I am a person who is a former wayward wife (my Dear Hubby has subsequently died...so it was years ago). When my then Dear Hubby found out, he did two things that REALLY dropped the scales from my eyes for which I still admire him to this day:

1) He emailed the OM (my affair was an online EA) and said: "She is MY WIFE, and if you think I am going to give up my wife without a fight you are sadly mistaken."

This dropped scales from my eyes because up to that point I did not think he cared one bit about me or losing me, and after he wrote that email, I knew that he did because he didn't just talk about it--HE ACTED. Up to this point you've been "nice" about it. Another man is romancing YOUR WIFE who has both moral and legal obligations to you, and you are being "nice" about it. Now I'm not advocating being a jerk or badass or anything illegal or violent...I'm just strongly suggesting that you stop "being nice" about her adultery. Grow a spine, stand strong, and let her know that this is a MARRIAGE and you will not accept or tolerate anything short of honoring her vows 100%. Period.

2) He packed my bag, took me to the train station, and told me "Okay this is it. Either I buy you a ticket and you leave to be with the OM, or you decide to come home and be with me, but know this: if you choose to leave, the door here will be closed forever. You will never come home and you will never ever again be anything to me."
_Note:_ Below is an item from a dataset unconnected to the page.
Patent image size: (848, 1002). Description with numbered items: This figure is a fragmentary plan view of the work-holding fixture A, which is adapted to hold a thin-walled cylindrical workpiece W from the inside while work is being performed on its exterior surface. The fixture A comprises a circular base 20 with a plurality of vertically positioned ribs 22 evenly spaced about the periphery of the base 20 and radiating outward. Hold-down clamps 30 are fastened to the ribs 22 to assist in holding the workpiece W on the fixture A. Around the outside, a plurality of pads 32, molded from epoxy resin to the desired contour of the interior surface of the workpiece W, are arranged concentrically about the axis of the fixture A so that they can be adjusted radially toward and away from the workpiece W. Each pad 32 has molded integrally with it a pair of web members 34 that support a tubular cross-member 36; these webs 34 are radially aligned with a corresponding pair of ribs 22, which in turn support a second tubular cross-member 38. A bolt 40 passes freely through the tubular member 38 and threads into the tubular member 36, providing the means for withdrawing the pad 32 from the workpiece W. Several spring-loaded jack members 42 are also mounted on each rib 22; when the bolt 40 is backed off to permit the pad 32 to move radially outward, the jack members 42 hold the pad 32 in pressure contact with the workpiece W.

This dropped scales from my eyes because up to that point I had the "rainbows and unicorns" view of a nice hubby at home with a warm fire in the fireplace, and a thrilling lover on the side who wooed me with compliments and fancy words. I may not have thought it out loud, but yeah--I thought I'd keep having both! He made it clear that was NOT ACCEPTABLE to him, and that I was free to make my own choices, BUT if I wanted HIM...I had to honor my vows! For you, I strongly recommend that you make it clear tat YOU are taking a stand to protect YOUR FAMILY...and that the marital home and marital assets will no longer be squandered for her to have a lover. If she wants a lover, she has to leave the house and finance her own cell phone and her own internet and her own lunches or dinners out, etc. YOUR finances, YOUR energy and YOUR benefits are going to go toward the family and the marriage.
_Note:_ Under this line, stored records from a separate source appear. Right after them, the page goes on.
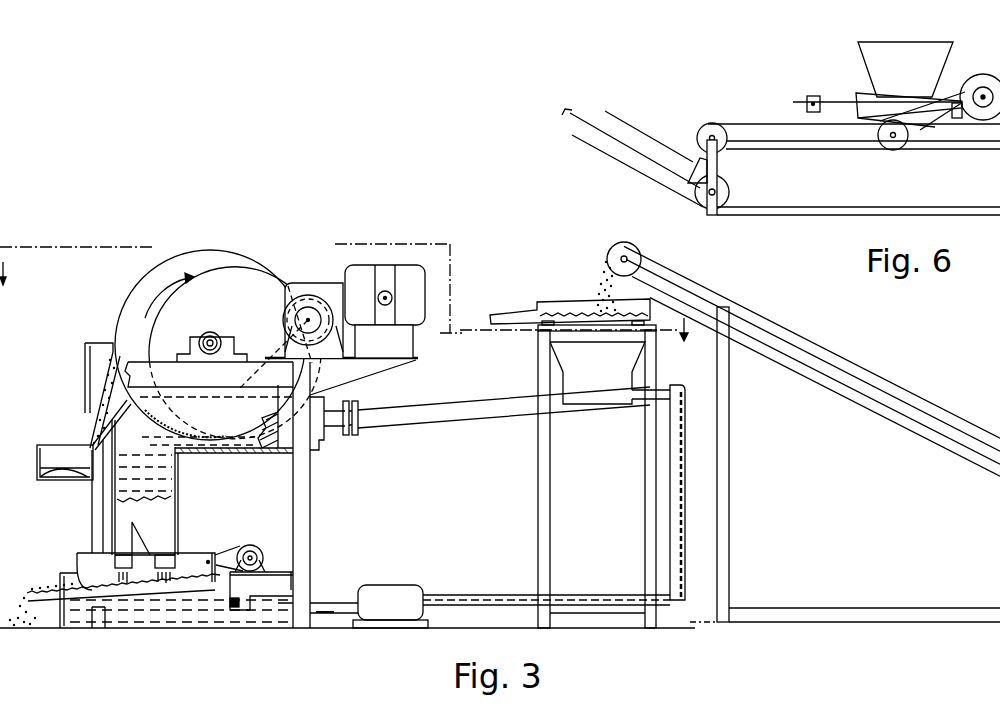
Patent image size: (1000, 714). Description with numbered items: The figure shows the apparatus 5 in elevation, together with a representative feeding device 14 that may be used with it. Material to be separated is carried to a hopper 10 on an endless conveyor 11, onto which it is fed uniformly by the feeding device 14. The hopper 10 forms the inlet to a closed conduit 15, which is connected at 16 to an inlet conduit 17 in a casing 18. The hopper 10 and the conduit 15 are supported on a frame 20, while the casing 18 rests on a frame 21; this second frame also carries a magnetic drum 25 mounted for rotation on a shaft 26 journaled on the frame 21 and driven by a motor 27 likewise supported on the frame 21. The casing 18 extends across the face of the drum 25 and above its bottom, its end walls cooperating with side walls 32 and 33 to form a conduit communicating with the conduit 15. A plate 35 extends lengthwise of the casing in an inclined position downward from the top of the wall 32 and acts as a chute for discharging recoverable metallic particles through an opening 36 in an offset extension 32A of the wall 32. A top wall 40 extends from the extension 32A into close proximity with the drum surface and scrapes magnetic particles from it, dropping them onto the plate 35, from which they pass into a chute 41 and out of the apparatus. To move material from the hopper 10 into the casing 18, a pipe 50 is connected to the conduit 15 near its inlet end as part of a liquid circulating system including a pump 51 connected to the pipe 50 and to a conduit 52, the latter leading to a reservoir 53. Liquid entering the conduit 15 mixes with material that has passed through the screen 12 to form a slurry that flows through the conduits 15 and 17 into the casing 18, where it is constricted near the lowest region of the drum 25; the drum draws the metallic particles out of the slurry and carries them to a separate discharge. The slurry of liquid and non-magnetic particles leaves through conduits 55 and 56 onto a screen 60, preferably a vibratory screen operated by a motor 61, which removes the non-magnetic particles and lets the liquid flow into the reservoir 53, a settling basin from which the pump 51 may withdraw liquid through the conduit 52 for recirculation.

In FIG. 3, the apparatus 5 is at (345, 312).
In FIG. 3, the hopper 10 is at (560, 357).
In FIG. 3, the endless conveyor 11 is at (836, 354).
In FIG. 6, the endless conveyor 11 is at (642, 130).
In FIG. 3, the screen 12 is at (556, 318).
In FIG. 6, the feeding device 14 is at (860, 95).
In FIG. 3, the closed conduit 15 is at (452, 421).
In FIG. 3, the connection 16 is at (350, 435).
In FIG. 3, the inlet conduit 17 is at (335, 429).
In FIG. 3, the casing 18 is at (273, 454).
In FIG. 3, the frame 20 is at (539, 522).
In FIG. 3, the frame 21 is at (311, 556).
In FIG. 3, the magnetic drum 25 is at (120, 316).
In FIG. 3, the shaft 26 is at (211, 340).
In FIG. 3, the motor 27 is at (412, 322).
In FIG. 3, the side wall 32 is at (136, 428).
In FIG. 3, the offset extension 32A is at (88, 387).
In FIG. 3, the side wall 33 is at (327, 404).
In FIG. 3, the plate 35 is at (88, 443).
In FIG. 3, the opening 36 is at (88, 427).
In FIG. 3, the top wall 40 is at (100, 342).
In FIG. 3, the chute 41 is at (37, 458).
In FIG. 3, the pipe 50 is at (668, 388).
In FIG. 3, the pump 51 is at (403, 584).
In FIG. 3, the conduit 52 is at (323, 607).
In FIG. 3, the reservoir 53 is at (238, 608).
In FIG. 3, the conduit 55 is at (117, 537).
In FIG. 3, the conduit 56 is at (163, 535).
In FIG. 3, the screen 60 is at (76, 574).
In FIG. 3, the motor 61 is at (258, 553).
So yeah--pack her luggage this afternoon, have them at the front door, and allow her to realize that the natural consequence of dilly-dallying around with loverboy is that she has to move out and provide for herself. Yeah...after a year of divorce paperwork and malarchy she may get 50% of some marital assets, but not today, and TODAY she either gives up loverboy or gives up the benefits of YOU (not least of which is the comfy marital home and having all her bills paid from marital funds). Now...even if she has a job equal to yours (I will assume she does, and she's not a SAHM), she has had access to double the funds with the two of you working--she has had access to double the credit power--she has had access to what the two of you provided together. Sure she could go rent a place but it wouldn't be near as nice as the house she is in with the two of you. Sure she could pay for groceries and bills, but OUCH that health insurance sure takes a lot, and she wouldn't have nearly the discretionary funds! That's the COST of loverboy!

So please man up and grow a pair. :) You don't have to be a mean jerk, but being a strong man who stands firm FOR HIS FAMILY is impressive.